Я опять расхохотался.
– Не понимаешь ты! – сказал я. – Ты в середине двора, а я вообще в середине! Понимаешь? Вообще! Я в середине всей Земли! Всего мира! И Гизи со мной в середине! А ты сбоку!
– Почему я сбоку? – обиделся Ляпкин. – Я тоже в середине!
– Это ты сейчас в середине, потому что мы к тебе подошли! И все равно ты немножко сбоку, потому что рядом. А когда мы с Гизи отойдем, ты будешь совсем сбоку! Сбоку припека!
– Нет, в середине! – сказал Ляпкин. – Я тоже.
– Нет, сбоку припека!
– В середине!
– Сбоку припека!
– В середине!
– Сбоку припека...
Мы могли бы еще долго спорить. Но Гизи нас перебила.
– Was ist los? (То есть: «В чем дело?») – спросила она.
Я ей объяснил, в чем дело.
– Ach, lass ihn! – сказала Гизи. – Er ist ein Dickkopf! (To есть: «Ах, оставь его! Он толстоголовый!»)

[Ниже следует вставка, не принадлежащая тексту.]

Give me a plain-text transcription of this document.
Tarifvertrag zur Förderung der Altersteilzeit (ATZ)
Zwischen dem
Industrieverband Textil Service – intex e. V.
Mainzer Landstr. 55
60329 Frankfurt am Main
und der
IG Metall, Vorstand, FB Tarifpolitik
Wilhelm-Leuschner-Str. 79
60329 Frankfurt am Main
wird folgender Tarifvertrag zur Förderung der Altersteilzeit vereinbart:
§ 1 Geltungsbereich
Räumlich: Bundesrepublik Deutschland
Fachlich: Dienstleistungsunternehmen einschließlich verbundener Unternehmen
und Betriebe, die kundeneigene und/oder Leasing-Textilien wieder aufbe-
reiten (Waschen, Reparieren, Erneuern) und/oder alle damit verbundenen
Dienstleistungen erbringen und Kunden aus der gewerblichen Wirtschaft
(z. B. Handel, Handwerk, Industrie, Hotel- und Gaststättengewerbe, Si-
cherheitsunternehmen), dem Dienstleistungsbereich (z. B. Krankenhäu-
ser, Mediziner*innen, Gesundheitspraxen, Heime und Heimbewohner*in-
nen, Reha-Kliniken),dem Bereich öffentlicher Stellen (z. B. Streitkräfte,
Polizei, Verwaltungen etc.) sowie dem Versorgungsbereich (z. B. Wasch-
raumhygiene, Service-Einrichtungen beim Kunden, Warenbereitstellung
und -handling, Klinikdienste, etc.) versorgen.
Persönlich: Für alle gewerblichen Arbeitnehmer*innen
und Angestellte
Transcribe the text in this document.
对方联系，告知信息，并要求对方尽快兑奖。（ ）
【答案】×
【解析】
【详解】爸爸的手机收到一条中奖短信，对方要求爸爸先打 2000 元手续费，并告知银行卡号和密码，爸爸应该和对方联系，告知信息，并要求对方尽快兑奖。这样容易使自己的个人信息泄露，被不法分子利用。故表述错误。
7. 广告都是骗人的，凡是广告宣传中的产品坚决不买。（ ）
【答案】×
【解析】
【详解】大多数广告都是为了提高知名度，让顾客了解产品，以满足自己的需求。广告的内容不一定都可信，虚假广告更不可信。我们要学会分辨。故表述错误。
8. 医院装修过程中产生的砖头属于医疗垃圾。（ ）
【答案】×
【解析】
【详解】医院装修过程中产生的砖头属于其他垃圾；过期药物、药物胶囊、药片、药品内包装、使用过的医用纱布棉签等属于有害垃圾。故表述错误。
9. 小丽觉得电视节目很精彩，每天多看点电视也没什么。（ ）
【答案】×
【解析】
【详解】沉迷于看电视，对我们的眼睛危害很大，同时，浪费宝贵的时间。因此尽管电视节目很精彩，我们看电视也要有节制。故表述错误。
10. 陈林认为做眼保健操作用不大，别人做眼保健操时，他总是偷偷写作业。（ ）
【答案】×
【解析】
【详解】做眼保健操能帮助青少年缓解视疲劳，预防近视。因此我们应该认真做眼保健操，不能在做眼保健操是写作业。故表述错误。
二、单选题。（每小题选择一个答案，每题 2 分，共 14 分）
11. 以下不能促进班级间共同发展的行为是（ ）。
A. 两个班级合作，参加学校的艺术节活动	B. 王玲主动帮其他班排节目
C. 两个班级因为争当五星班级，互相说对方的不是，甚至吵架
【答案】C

– Как? – спросил я. – Толстоголовый? – и посмотрел на Ляпкина: у него действительно была толстая голова.
Но Гизи сказала, что «толстоголовый» – это значит «глупый», который ничего не понимает. Так в Германии говорят. Я засмеялся. Я сказал Ляпкину:
– Ты толстоголовый!
И мы отошли.
Мы шли в сторону, а снег все сыпал и сыпал, и Ляпкин все смотрел сквозь снег в нашу сторону, а потом опять продолжил свой долгий путь вокруг Памятника на лыжах.
У Гизи была лопата в руках; она шла, подбрасывая лопатой снег, и вдруг сказала:
– Wollen wir ein Haus bauen. (To есть: «Давай строить дом».)
– Давай! – сказал я, побежал домой и принес лопату.
И мы стали строить из снега дом. Снегу было много, повсюду во дворе сыпал снег и лежал слой снега, а по краям еще и стояли сугробы. Мы выбрали большой сугроб и стали его обрабатывать.
Липкий снег хорошо обрабатывается. Из него можно высокую башню построить, и она не развалится.
Но мы строили не башню. Мы строили такой эскимосский дом, в котором на Севере эскимосы живут, – я в книге видел. В таком доме даже тепло, даром что он из снега. Гизи тоже слышала про эскимосские дома. Оказывается, эскимосы в Германии известны.
Гизи сказала, что мы будем два эскимоса: муж и жена. Только это секрет. Чтоб никто не знал. И я согласился. Мы стали быстро строить. Работы хватало! Гизи обрабатывала стены и крышу, а я в сугроб вкапывался. Чтоб можно было влезать. А то что это за дом, если в него нельзя влезать!
Ляпкин сошел со своих лыж, взял их под мышку и подошел к нам – смотреть, как мы строим. Он смотрел и сопел.
– Я тоже хочу делать дом, – сказал вдруг Ляпкин.
– Ты не сможешь! – возразил я. – И у тебя лопаты нет!
– Я буду лыжей копать!
– Не сможешь ты лыжей копать!
И Ляпкин стал совсем грустный.
Я объяснил Гизи, чего он хочет, и Гизи сказала:
– Пусть!
Пусть он будет наш сын. И копает с нами. У эскимосов дети всегда с родителями копают.
Я не очень хотел, чтоб он был наш сын, но уж ладно. Раз Гизи так хочет.